Where in education psychology, school curricula studies, and academic
literature do you find an approach to learning and education that covers the whole of human consciousness? For that matter, Kumar’s approach addresses the modern human learner regardless of nationality, race and sex, who is growing up in an environment characterized by disrespect,
school violence, apathy, drugs, and peer-pressure? His is a defining treatise on what curricula for learning should be, could be, and must be, to save the youth of today from being just anothergeneration of selfish, confused, ignorant and prematurely aged young adults.
The whole of Kumar’s book is a challenge to the putative, traditional educational approach that put knowledge systems and the authority of the known at the core of all curricula. Karen Meyer, of the University of BC, Canada finishes her Afterword with, “…I am also grateful that such a provocative text now exists in educational research and inspires teachers and students to work together and imagine the world otherwise.”
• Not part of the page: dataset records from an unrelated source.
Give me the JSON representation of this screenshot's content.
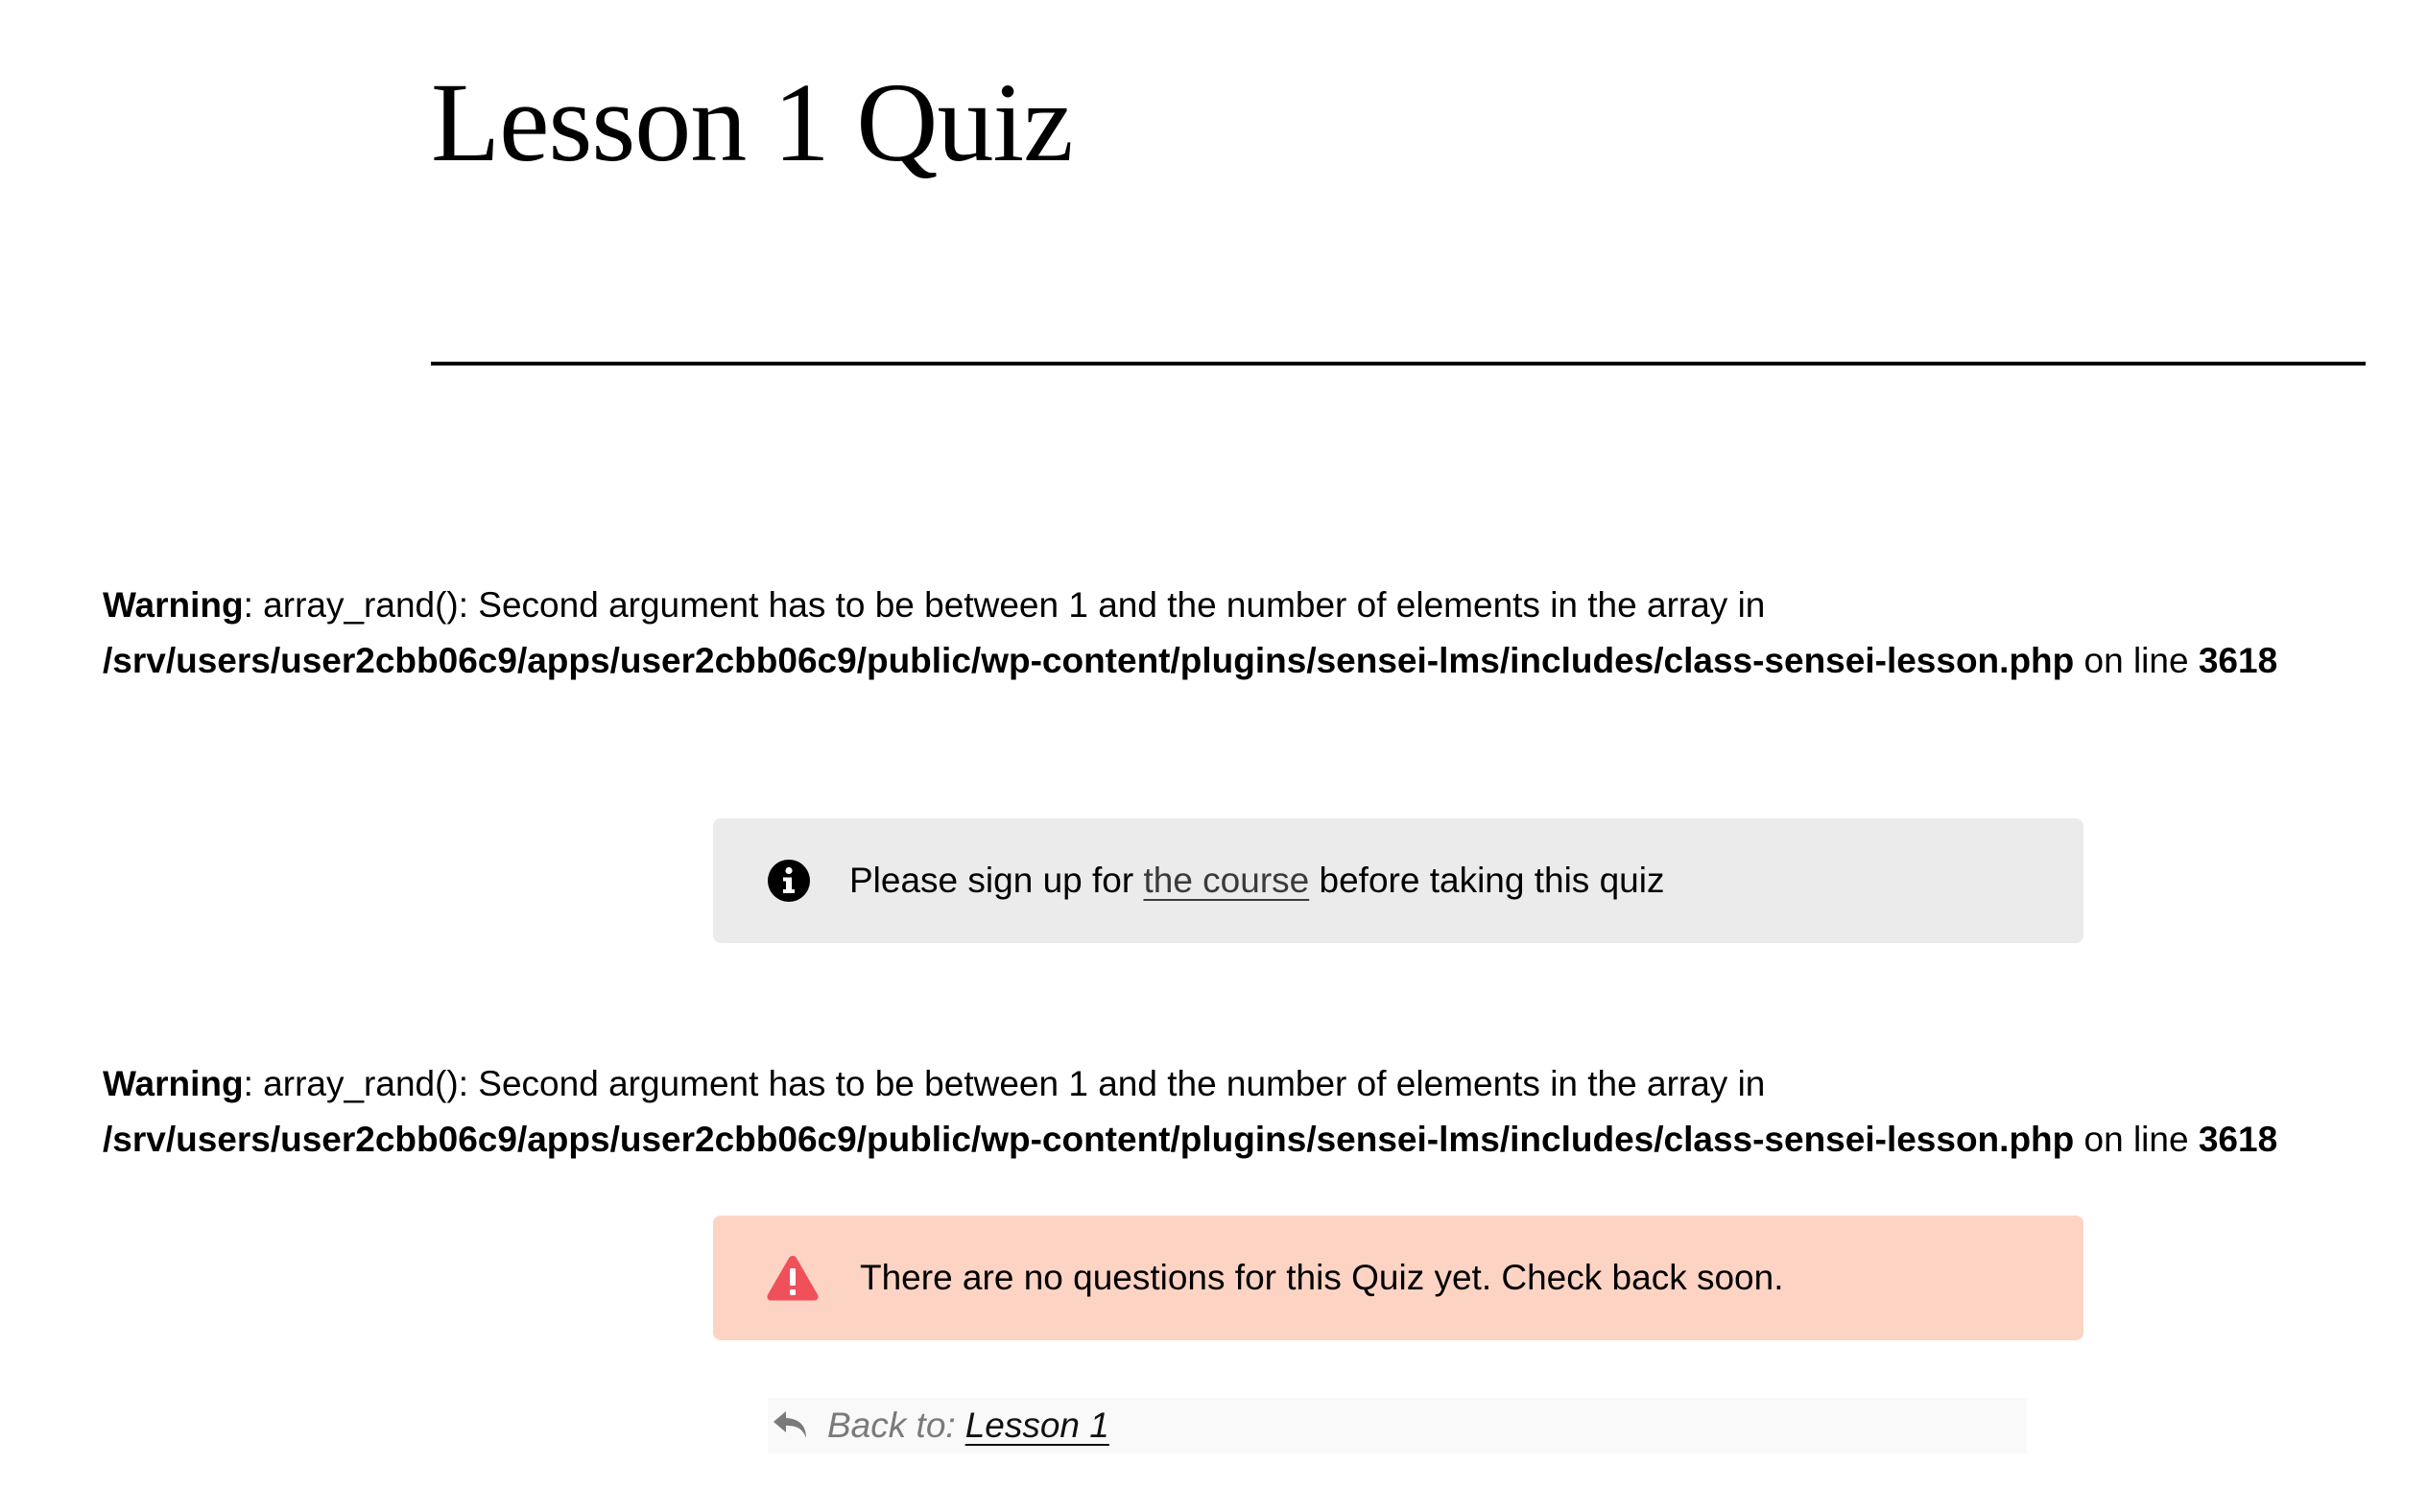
{
  "page": {
    "title": "Lesson 1 Quiz"
  },
  "warnings": [
    {
      "label": "Warning",
      "message": ": array_rand(): Second argument has to be between 1 and the number of elements in the array in",
      "file": "/srv/users/user2cbb06c9/apps/user2cbb06c9/public/wp-content/plugins/sensei-lms/includes/class-sensei-lesson.php",
      "on_line_text": " on line ",
      "line": "3618"
    },
    {
      "label": "Warning",
      "message": ": array_rand(): Second argument has to be between 1 and the number of elements in the array in",
      "file": "/srv/users/user2cbb06c9/apps/user2cbb06c9/public/wp-content/plugins/sensei-lms/includes/class-sensei-lesson.php",
      "on_line_text": " on line ",
      "line": "3618"
    }
  ],
  "signup_notice": {
    "icon": "info-icon",
    "text_before": "Please sign up for ",
    "link_text": "the course",
    "text_after": " before taking this quiz",
    "background": "#ebebeb"
  },
  "no_questions_notice": {
    "icon": "warning-triangle-icon",
    "text": "There are no questions for this Quiz yet. Check back soon.",
    "background": "#fdd4c3",
    "icon_color": "#f0505a"
  },
  "back_nav": {
    "icon": "reply-arrow-icon",
    "label": "Back to:",
    "link_text": "Lesson 1"
  }
}
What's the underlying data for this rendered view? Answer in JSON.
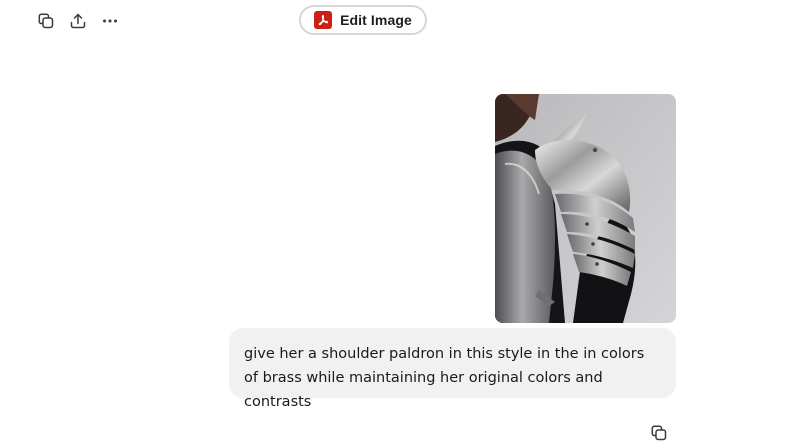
{
  "toolbar": {
    "icons": [
      "copy-icon",
      "share-icon",
      "more-icon"
    ],
    "edit_button_label": "Edit Image",
    "edit_button_icon": "acrobat-pdf-icon",
    "brand_color": "#cc1f16"
  },
  "message": {
    "attachment_icon": "armor-photo",
    "text": "give her a shoulder paldron in this style in the in colors of brass while maintaining her original colors and contrasts",
    "bubble_color": "#f1f1f1"
  },
  "message_actions": {
    "icons": [
      "copy-icon"
    ]
  }
}
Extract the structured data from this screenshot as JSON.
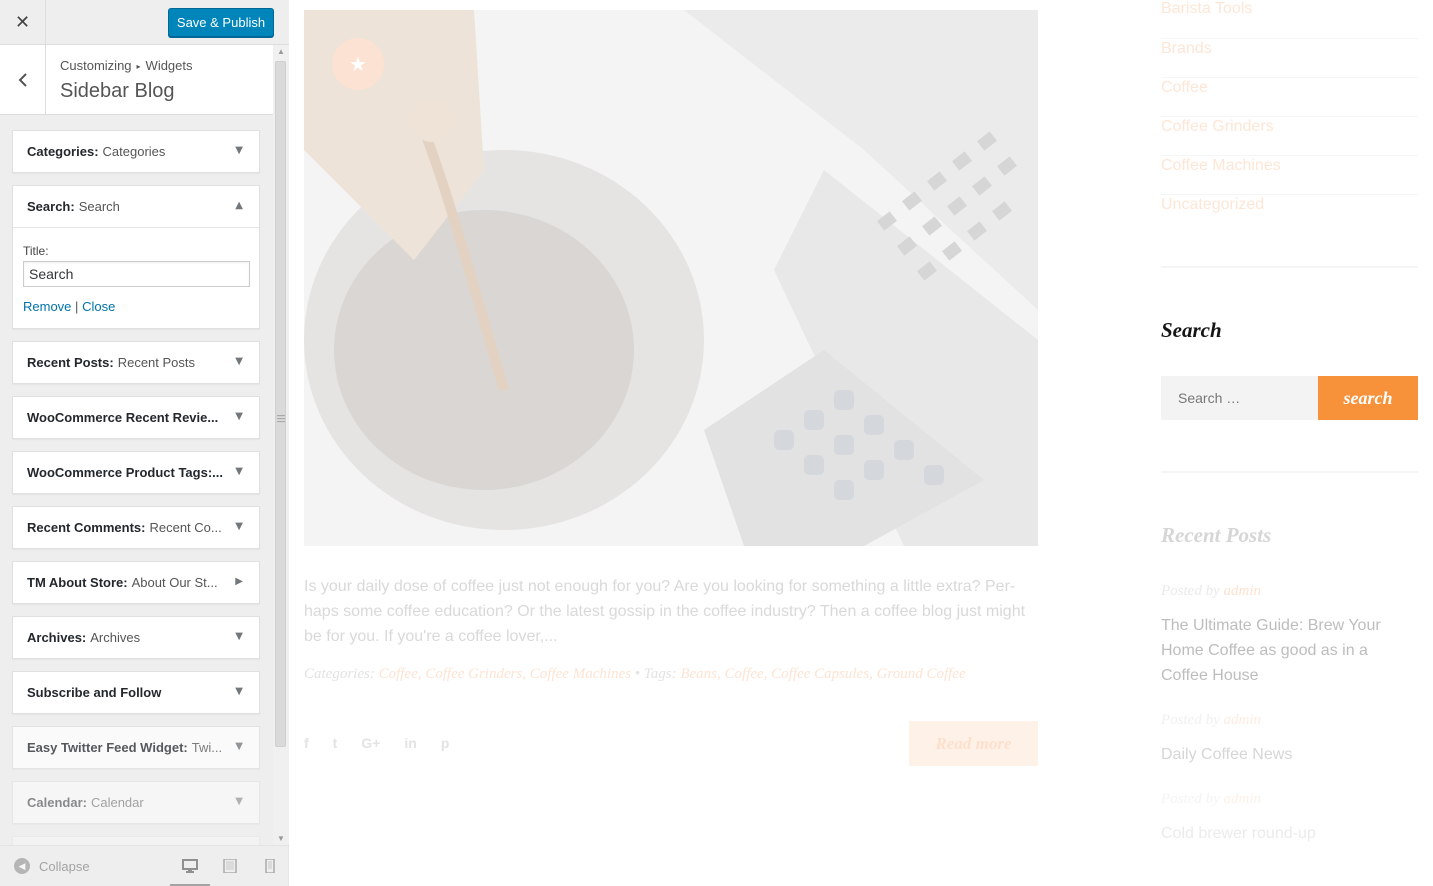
{
  "customizer": {
    "close_icon": "close-icon",
    "publish_label": "Save & Publish",
    "breadcrumb": {
      "root": "Customizing",
      "separator": "▸",
      "current": "Widgets"
    },
    "section_title": "Sidebar Blog",
    "widgets": [
      {
        "type": "Categories:",
        "title": "Categories",
        "state": "collapsed"
      },
      {
        "type": "Search:",
        "title": "Search",
        "state": "expanded"
      },
      {
        "type": "Recent Posts:",
        "title": "Recent Posts",
        "state": "collapsed"
      },
      {
        "type": "WooCommerce Recent Revie...",
        "title": "",
        "state": "collapsed"
      },
      {
        "type": "WooCommerce Product Tags:...",
        "title": "",
        "state": "collapsed"
      },
      {
        "type": "Recent Comments:",
        "title": "Recent Co...",
        "state": "collapsed"
      },
      {
        "type": "TM About Store:",
        "title": "About Our St...",
        "state": "collapsed-right"
      },
      {
        "type": "Archives:",
        "title": "Archives",
        "state": "collapsed"
      },
      {
        "type": "Subscribe and Follow",
        "title": "",
        "state": "collapsed"
      },
      {
        "type": "Easy Twitter Feed Widget:",
        "title": "Twi...",
        "state": "collapsed"
      },
      {
        "type": "Calendar:",
        "title": "Calendar",
        "state": "collapsed"
      }
    ],
    "search_widget": {
      "title_label": "Title:",
      "title_value": "Search",
      "remove_label": "Remove",
      "divider": "|",
      "close_label": "Close"
    },
    "footer": {
      "collapse_label": "Collapse",
      "devices": [
        "desktop",
        "tablet",
        "mobile"
      ],
      "active_device": "desktop"
    }
  },
  "preview": {
    "excerpt": "Is your daily dose of coffee just not enough for you? Are you looking for something a little extra? Per-haps some coffee education? Or the latest gossip in the coffee industry? Then a coffee blog just might be for you. If you're a coffee lover,...",
    "meta": {
      "categories_label": "Categories:",
      "categories": "Coffee, Coffee Grinders, Coffee Machines",
      "bullet": "•",
      "tags_label": "Tags:",
      "tags": "Beans, Coffee, Coffee Capsules, Ground Coffee"
    },
    "share_icons": [
      "f",
      "t",
      "G+",
      "in",
      "p"
    ],
    "read_more": "Read more",
    "sidebar": {
      "categories": [
        "Barista Tools",
        "Brands",
        "Coffee",
        "Coffee Grinders",
        "Coffee Machines",
        "Uncategorized"
      ],
      "search_title": "Search",
      "search_placeholder": "Search …",
      "search_button": "search",
      "recent_posts_title": "Recent Posts",
      "recent_posts": [
        {
          "posted_by": "Posted by",
          "author": "admin",
          "title": "The Ultimate Guide: Brew Your Home Coffee as good as in a Coffee House"
        },
        {
          "posted_by": "Posted by",
          "author": "admin",
          "title": "Daily Coffee News"
        },
        {
          "posted_by": "Posted by",
          "author": "admin",
          "title": "Cold brewer round-up"
        }
      ]
    }
  }
}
This book should be on the mandatory reading list of every teachertraining programme, every education psychology degree course, and for all secondary-school sociology classes. Perhaps if Palgrave (Macmillan) brings out Curriculum as Meditative Inquiry as a paperback it will have a wider reach and purchase. It certainly deserves that if it is to be taken seriously by policy makers and people who decide on curricular issues at all levels.
I would recommend this book to all who are serious about the learning process and are concerned with why most education institutions generally are failing to bring out integrated, sane, healthy student graduates capable of leading meaningful lives and caring for and loving others and the Earth.